Note: The CodePen examples embedded in this post are best viewed on CodePen directly.
Geometry & 3D
Distance and Measurement
It is especially useful to have small, focused libraries that perform distance measurement, and conversion operations, such as finding the area of a geo-fence or converting miles to kilometers. The following libraries work with GeoJSON formatted objects representing geographic space.
- Geolib provides distance (and estimated time) calculations between two latitude-latitude coordinates. A handy feature of Geolib is order by distance, which sorts a list or array by distance.
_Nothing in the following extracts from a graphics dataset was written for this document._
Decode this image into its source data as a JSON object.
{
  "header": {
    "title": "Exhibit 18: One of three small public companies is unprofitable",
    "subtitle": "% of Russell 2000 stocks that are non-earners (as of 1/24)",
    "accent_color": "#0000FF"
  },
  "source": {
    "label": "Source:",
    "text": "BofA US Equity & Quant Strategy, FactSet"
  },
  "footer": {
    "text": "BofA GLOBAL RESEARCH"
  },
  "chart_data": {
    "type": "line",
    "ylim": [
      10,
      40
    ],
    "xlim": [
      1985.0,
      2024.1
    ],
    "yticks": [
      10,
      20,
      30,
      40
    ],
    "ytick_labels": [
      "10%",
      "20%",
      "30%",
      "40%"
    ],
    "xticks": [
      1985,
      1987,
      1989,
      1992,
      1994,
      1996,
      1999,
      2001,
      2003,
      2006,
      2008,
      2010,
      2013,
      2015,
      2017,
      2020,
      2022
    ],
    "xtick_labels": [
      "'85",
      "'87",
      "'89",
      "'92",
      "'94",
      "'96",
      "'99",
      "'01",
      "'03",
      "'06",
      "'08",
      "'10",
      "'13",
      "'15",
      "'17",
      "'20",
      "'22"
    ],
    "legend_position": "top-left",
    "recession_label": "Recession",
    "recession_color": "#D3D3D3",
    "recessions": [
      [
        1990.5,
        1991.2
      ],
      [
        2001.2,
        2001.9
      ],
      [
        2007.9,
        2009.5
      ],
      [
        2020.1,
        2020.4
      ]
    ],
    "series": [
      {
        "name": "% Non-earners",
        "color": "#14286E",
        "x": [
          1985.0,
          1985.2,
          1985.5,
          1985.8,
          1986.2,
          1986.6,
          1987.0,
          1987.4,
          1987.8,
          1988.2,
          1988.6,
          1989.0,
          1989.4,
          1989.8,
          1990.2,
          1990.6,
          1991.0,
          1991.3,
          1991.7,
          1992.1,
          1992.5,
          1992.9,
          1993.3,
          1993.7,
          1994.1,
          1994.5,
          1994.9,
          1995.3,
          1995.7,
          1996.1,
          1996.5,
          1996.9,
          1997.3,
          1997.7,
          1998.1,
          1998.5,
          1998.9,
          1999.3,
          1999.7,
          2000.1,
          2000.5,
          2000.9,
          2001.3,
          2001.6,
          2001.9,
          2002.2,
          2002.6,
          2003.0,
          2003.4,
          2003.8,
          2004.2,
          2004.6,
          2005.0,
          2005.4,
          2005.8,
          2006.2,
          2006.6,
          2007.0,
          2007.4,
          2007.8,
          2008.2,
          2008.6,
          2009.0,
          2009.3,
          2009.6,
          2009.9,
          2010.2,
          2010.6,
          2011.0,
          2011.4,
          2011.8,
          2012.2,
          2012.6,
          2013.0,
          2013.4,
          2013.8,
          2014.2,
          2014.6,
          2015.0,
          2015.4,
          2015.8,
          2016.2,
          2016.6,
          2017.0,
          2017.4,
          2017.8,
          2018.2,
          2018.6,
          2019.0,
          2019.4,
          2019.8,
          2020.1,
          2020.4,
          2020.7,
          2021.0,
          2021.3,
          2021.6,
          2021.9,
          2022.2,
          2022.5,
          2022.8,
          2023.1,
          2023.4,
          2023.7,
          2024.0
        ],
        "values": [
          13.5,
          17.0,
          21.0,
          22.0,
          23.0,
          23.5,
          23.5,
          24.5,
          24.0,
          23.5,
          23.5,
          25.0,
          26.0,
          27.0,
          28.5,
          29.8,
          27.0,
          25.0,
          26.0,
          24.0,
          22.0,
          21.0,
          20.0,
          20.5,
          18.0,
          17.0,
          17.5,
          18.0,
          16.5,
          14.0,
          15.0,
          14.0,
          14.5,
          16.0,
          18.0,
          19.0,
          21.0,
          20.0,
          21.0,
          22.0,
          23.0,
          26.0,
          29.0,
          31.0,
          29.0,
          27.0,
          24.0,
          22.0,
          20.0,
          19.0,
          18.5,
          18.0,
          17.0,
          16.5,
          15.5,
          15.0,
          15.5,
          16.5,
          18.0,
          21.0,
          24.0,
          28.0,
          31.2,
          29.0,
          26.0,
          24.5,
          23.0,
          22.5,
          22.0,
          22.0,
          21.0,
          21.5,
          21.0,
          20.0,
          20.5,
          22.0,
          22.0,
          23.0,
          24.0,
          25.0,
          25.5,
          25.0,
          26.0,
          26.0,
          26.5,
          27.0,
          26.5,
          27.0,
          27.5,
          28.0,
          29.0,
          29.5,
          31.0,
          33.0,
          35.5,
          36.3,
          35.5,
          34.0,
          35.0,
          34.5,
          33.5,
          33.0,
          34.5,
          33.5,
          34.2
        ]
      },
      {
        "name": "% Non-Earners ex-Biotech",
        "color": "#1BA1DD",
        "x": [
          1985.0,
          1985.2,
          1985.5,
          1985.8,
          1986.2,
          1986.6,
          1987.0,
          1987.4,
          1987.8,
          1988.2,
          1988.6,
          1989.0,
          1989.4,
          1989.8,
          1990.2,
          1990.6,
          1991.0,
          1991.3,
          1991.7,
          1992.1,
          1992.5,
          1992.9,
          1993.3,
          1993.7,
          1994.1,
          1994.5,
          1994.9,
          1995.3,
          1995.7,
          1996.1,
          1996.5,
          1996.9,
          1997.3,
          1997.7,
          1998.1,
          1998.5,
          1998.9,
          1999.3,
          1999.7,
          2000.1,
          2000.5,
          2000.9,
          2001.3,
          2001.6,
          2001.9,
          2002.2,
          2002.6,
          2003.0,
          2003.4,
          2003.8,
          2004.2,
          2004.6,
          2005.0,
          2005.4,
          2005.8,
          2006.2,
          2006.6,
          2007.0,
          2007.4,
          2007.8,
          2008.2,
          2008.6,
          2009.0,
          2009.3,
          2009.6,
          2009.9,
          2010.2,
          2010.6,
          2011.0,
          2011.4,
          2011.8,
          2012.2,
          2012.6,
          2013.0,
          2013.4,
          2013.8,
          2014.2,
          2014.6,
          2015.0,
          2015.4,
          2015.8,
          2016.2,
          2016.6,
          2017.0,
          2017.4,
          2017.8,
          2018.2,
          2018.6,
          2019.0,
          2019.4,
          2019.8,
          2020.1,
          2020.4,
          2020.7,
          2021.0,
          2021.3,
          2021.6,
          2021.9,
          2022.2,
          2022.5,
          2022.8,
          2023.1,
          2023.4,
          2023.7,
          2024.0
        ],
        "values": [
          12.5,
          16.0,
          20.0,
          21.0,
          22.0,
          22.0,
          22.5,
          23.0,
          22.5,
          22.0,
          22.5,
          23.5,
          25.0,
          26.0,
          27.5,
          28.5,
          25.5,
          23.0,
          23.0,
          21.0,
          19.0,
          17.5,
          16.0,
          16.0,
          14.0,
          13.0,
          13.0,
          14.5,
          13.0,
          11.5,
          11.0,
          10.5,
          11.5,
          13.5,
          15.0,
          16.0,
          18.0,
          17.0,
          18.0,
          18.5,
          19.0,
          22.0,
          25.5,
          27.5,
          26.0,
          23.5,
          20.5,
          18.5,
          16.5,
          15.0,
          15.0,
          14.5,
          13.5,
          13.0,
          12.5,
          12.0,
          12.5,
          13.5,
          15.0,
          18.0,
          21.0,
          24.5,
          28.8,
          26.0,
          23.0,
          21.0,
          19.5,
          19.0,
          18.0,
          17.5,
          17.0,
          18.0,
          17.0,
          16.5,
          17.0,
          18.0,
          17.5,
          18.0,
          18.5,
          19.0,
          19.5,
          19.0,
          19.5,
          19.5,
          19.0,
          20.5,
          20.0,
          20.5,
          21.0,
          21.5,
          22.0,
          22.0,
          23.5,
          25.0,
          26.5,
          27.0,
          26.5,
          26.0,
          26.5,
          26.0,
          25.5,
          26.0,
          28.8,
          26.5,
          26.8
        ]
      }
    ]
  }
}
The library also supports elevation.
- Turf.js, which is described in the next section, also provides a distance function to calculate the great-circle distance between two points. Additionally, Turf.js calculates area, distance along a path, and the midpoint between points.
While the above libraries work well for 2D projections of geography, three-dimensional GIS is an exciting and expansive field—which is natural because we live 3D space. Fortunately, WebGL and the HTML5 canvas have also opened up new 3D techniques for web developers.
- The OSM Buildings project allows the map designer to represent buildings as 3D objects on a 2D map. The project uses OpenLayers and Leaflet. This can be used to great effect, for example Tom Holderness used OSM Buildings to map London.